The ascent begins and the sun finds its way onto us, as the mountains in the distance come into view
I check my altimeter – we have reached 3,600m, only 200 or so vertical metres to go. I feel for the first time that I am going to make it, although our own summit is not yet in view. I am drinking copious amounts of fluid in the fiercely cold and dry air. I carried four litres with me, and ended up drinking it all. The amazing thing is the air. It is so crisp and clear. This is what it is all about. I am for one moment completely overwhelmed by it all, and feel a surge of emotion come over me. I now know that wild horses will not stop me getting to the top of this thing – I will be carried on adrenaline alone.
And then after another hour or so of very hard effort, there it is, the summit of the Pigne D’Arolla – I am almost there! The very top is all of a sudden incredibly windy, and really cold – it feels like 20 or more below. Reaching the summit at 3,800m I am utterly elated, I hug Andy and Kelly, and reach for my camera and take some shots of the view, which is out of this world:
In a moment of total emotion, I realise why I am here. The utter joy of a summit top is so many things, but it is the culmination and indeed conglomeration of so many emotions and tribulations which makes it such an event. The summit is always the climax, the achievement, a pinnacle in both physical and emotional senses. The Pigne D’Arolla does not disappoint at all. I have the (almost) same feeling of elation as I did when I reached the summit of Kilimanjaro, but without the altitude difficulties, so it is just wonderful. I feel actually invincible, for just that brief moment in time. I lift my ice axe above my head and punch the air in delight.
We did not linger on the summit much past taking a few photographs. It was too cold, and we need to get out of the wind.
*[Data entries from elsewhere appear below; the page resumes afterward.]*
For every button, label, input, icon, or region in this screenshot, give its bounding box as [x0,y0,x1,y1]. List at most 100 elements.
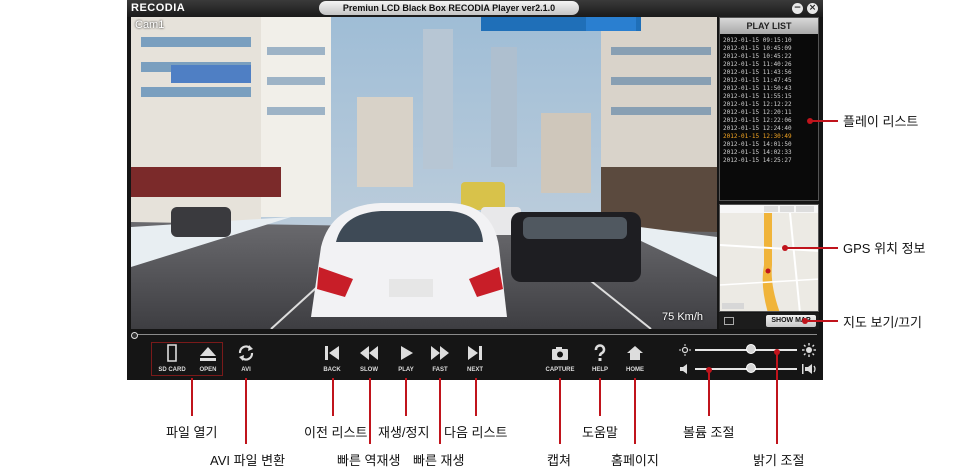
playlist-item[interactable]: 2012-01-15 11:40:26 [723,61,818,69]
playlist-items: 2012-01-15 09:15:10 2012-01-15 10:45:09 20… [720,34,818,165]
playlist-item[interactable]: 2012-01-15 14:01:50 [723,141,818,149]
next-button[interactable]: NEXT [455,342,495,376]
playlist-item[interactable]: 2012-01-15 12:22:06 [723,117,818,125]
volume-low-icon [680,364,687,374]
callout-line-help [599,378,601,416]
playlist-item[interactable]: 2012-01-15 11:43:56 [723,69,818,77]
playlist-title: PLAY LIST [720,18,818,34]
skip-back-icon [325,346,339,360]
fast-button[interactable]: FAST [420,342,460,376]
playlist-item[interactable]: 2012-01-15 11:55:15 [723,93,818,101]
back-label: BACK [323,367,341,373]
annotation-gps: GPS 위치 정보 [843,241,926,256]
annotation-brightness: 밝기 조절 [753,453,805,468]
callout-line-home [634,378,636,444]
gps-map[interactable] [719,204,819,312]
slow-label: SLOW [360,367,378,373]
map-window-icon[interactable] [724,317,734,325]
progress-bar[interactable] [131,332,819,339]
callout-line-play [405,378,407,416]
help-label: HELP [591,367,608,373]
progress-handle[interactable] [131,332,138,339]
sd-card-button[interactable]: SD CARD [152,342,192,376]
playlist-item[interactable]: 2012-01-15 11:50:43 [723,85,818,93]
video-frame-image [131,17,717,329]
skip-next-icon [468,346,482,360]
callout-line-map-toggle [806,320,838,322]
speed-readout: 75 Km/h [662,311,703,323]
title-bar[interactable]: RECODIA Premiun LCD Black Box RECODIA Pl… [127,0,823,17]
app-logo: RECODIA [131,2,186,14]
volume-high-icon [802,364,816,374]
minimize-button[interactable]: − [792,3,803,14]
annotation-volume: 볼륨 조절 [683,425,735,440]
player-window: RECODIA Premiun LCD Black Box RECODIA Pl… [127,0,823,380]
video-view[interactable]: Cam1 75 Km/h [131,17,717,329]
callout-dot-brightness [774,349,780,355]
close-button[interactable]: × [807,3,818,14]
callout-line-brightness [776,352,778,444]
brightness-slider[interactable] [695,344,797,356]
progress-track[interactable] [135,334,817,335]
back-button[interactable]: BACK [312,342,352,376]
camera-label: Cam1 [135,19,165,31]
callout-line-prev [332,378,334,416]
capture-label: CAPTURE [545,367,575,373]
play-icon [401,346,413,360]
volume-handle[interactable] [746,363,756,373]
callout-line-reverse [369,378,371,444]
playlist-item[interactable]: 2012-01-15 12:12:22 [723,101,818,109]
fast-label: FAST [432,367,448,373]
annotation-prev-list: 이전 리스트 [304,425,368,440]
playlist-item[interactable]: 2012-01-15 12:20:11 [723,109,818,117]
brightness-handle[interactable] [746,344,756,354]
callout-line-file-open [191,378,193,416]
callout-dot-playlist [807,118,813,124]
callout-line-avi [245,378,247,444]
capture-button[interactable]: CAPTURE [540,342,580,376]
callout-dot-volume [706,367,712,373]
window-title: Premiun LCD Black Box RECODIA Player ver… [319,1,579,15]
playlist-item[interactable]: 2012-01-15 10:45:09 [723,45,818,53]
callout-line-next [475,378,477,416]
annotation-next-list: 다음 리스트 [444,425,508,440]
callout-line-volume [708,370,710,416]
annotation-file-open: 파일 열기 [166,425,218,440]
sd-card-icon [167,344,177,362]
playlist-item[interactable]: 2012-01-15 12:30:49 [723,133,818,141]
fast-forward-icon [431,346,449,360]
avi-button[interactable]: AVI [226,342,266,376]
playlist-item[interactable]: 2012-01-15 14:25:27 [723,157,818,165]
annotation-fast-play: 빠른 재생 [413,453,465,468]
brightness-low-icon [679,344,691,356]
annotation-help: 도움말 [582,425,618,440]
help-button[interactable]: HELP [580,342,620,376]
home-label: HOME [626,367,644,373]
playlist-item[interactable]: 2012-01-15 12:24:40 [723,125,818,133]
question-icon [594,344,606,361]
open-button[interactable]: OPEN [188,342,228,376]
playlist-item[interactable]: 2012-01-15 14:02:33 [723,149,818,157]
callout-line-fast [439,378,441,444]
open-label: OPEN [199,367,217,373]
slow-button[interactable]: SLOW [349,342,389,376]
playlist-item[interactable]: 2012-01-15 09:15:10 [723,37,818,45]
map-image [720,205,818,311]
playlist-item[interactable]: 2012-01-15 11:47:45 [723,77,818,85]
playlist-item[interactable]: 2012-01-15 10:45:22 [723,53,818,61]
home-button[interactable]: HOME [615,342,655,376]
rewind-icon [360,346,378,360]
annotation-playlist: 플레이 리스트 [843,114,919,129]
callout-line-playlist [812,120,838,122]
eject-icon [200,347,216,361]
callout-dot-gps [782,245,788,251]
sd-card-label: SD CARD [158,367,186,373]
avi-label: AVI [241,367,251,373]
next-label: NEXT [466,367,483,373]
camera-icon [552,347,568,360]
annotation-map-toggle: 지도 보기/끄기 [843,315,922,330]
callout-dot-map-toggle [802,318,808,324]
annotation-avi-convert: AVI 파일 변환 [210,453,286,468]
annotation-capture: 캡쳐 [547,453,571,468]
annotation-home: 홈페이지 [611,453,659,468]
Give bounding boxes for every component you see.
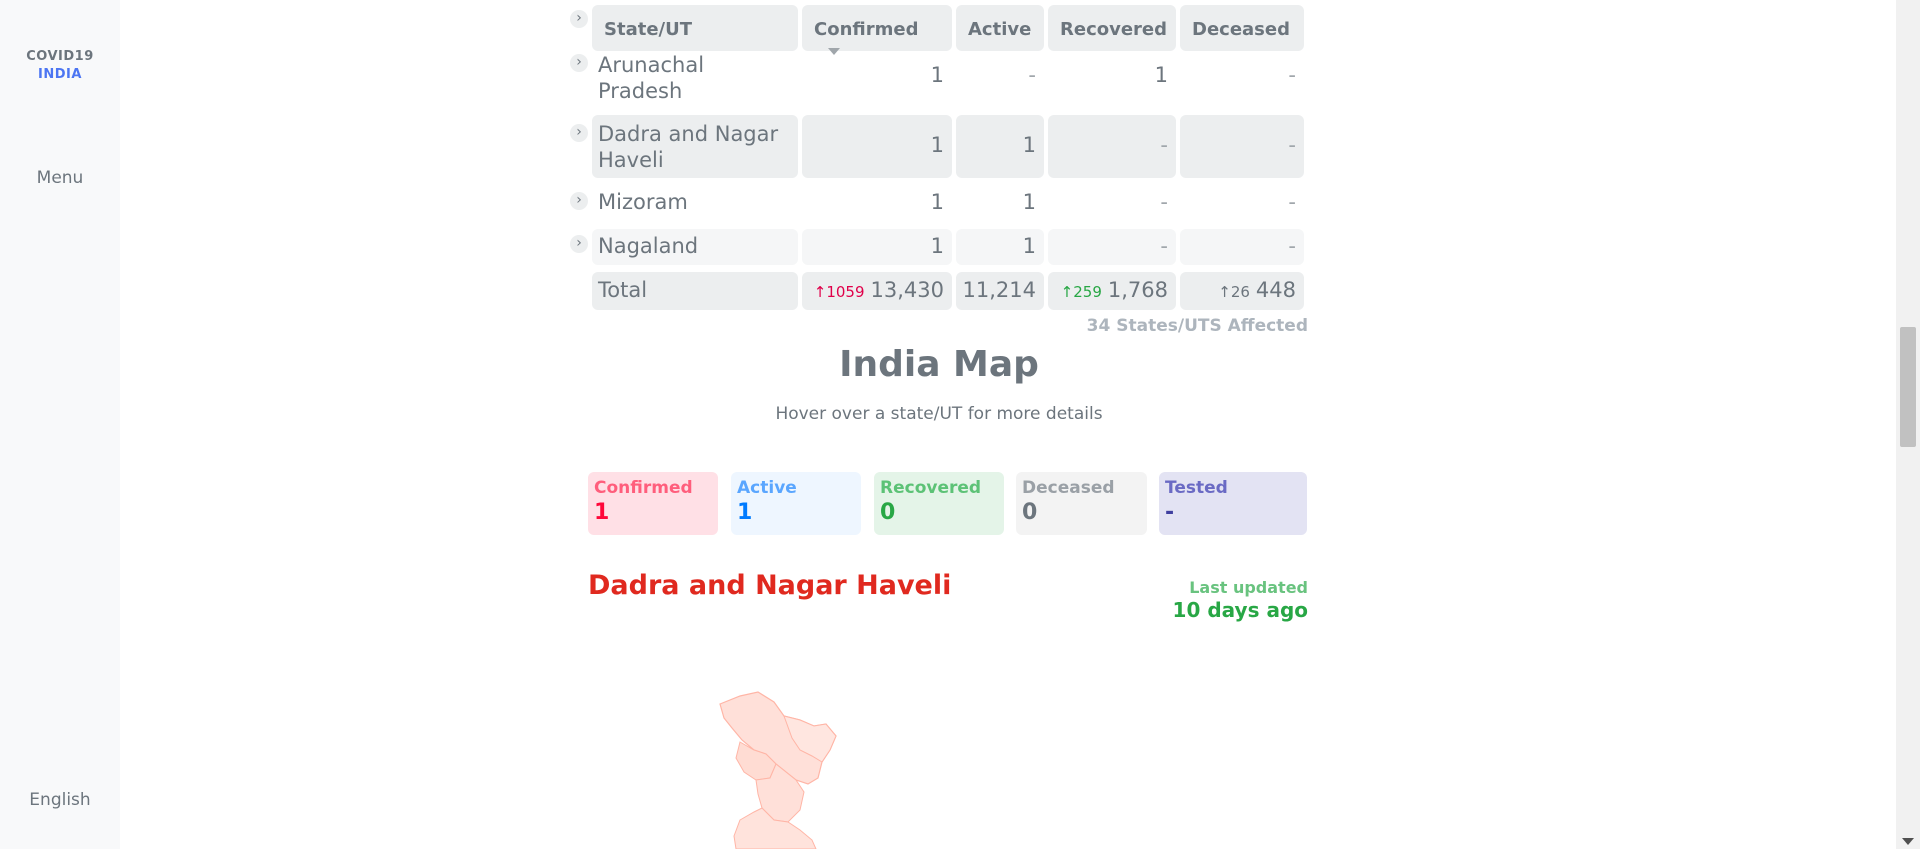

But what a fantastic (and that is an understatement) feeling it is.
We thus head down and make our way back down the glacier, and it is still just 7.45am.
At around 9am we pass the Vignettes hut again, and the view of it from the other direction is even more staggering. I wonder how these things are built in the first place, and am grateful that I had not realised just how precariously perched we were when I was lying in bed last night.
The rest of the descent down the mountain is fairly straightforward, if very tiring. Kelly in particular has ‘jelly legs’ but we are all feeling it. We ended up doing just under 800m of vertical ascent since this morning, all on crampons, and then 2km of vertical descent, about 1.2km on crampons.
The views of the summit on the way down make it look improbable that we were even there in the first place.
The views of Arolla coming down the mountain are quite beautiful – it really is a beautiful valley;
We reach Arolla at 12.20, and stop for a well earned beer, and then have lunch in the only restaurant in town. Arolla has two shops, a post office, and three hotels. It is lovely though.
After a much needed bath and a few hours shut-eye, we join Andy for our last dinner in Arolla, and we have Raclette, which is great. We are also joined the four other guys from the other Jagged Globe trip whom we shared the dorm with last night in the hut. They are staying at the Mont Collon for the night, and The Shining jokes come out once more. It is really strange if only because this is the first time in the week that there has been anyone in the hotel at all apart from us. It’s a shame for the hotel really, about which I should say more in a subsequent post, but it has all been fine, and better than that really, despite my initial reservations and recoil. The hospitality, food, and service have all been really excellent. The family who run the place simply could not do enough for you in any regard. I shall miss the place, I really will.
So tomorrow morning I will leave here by two bus, train, plane and finally car to get home. I will be sad to leave. The week has been everything I hoped it would be, and a whole lot more. To anyone considering going on this course I would just say “go” – you will learn so much; about the mountains, about alpinism, about technical glacier travel, and ultimately about yourself.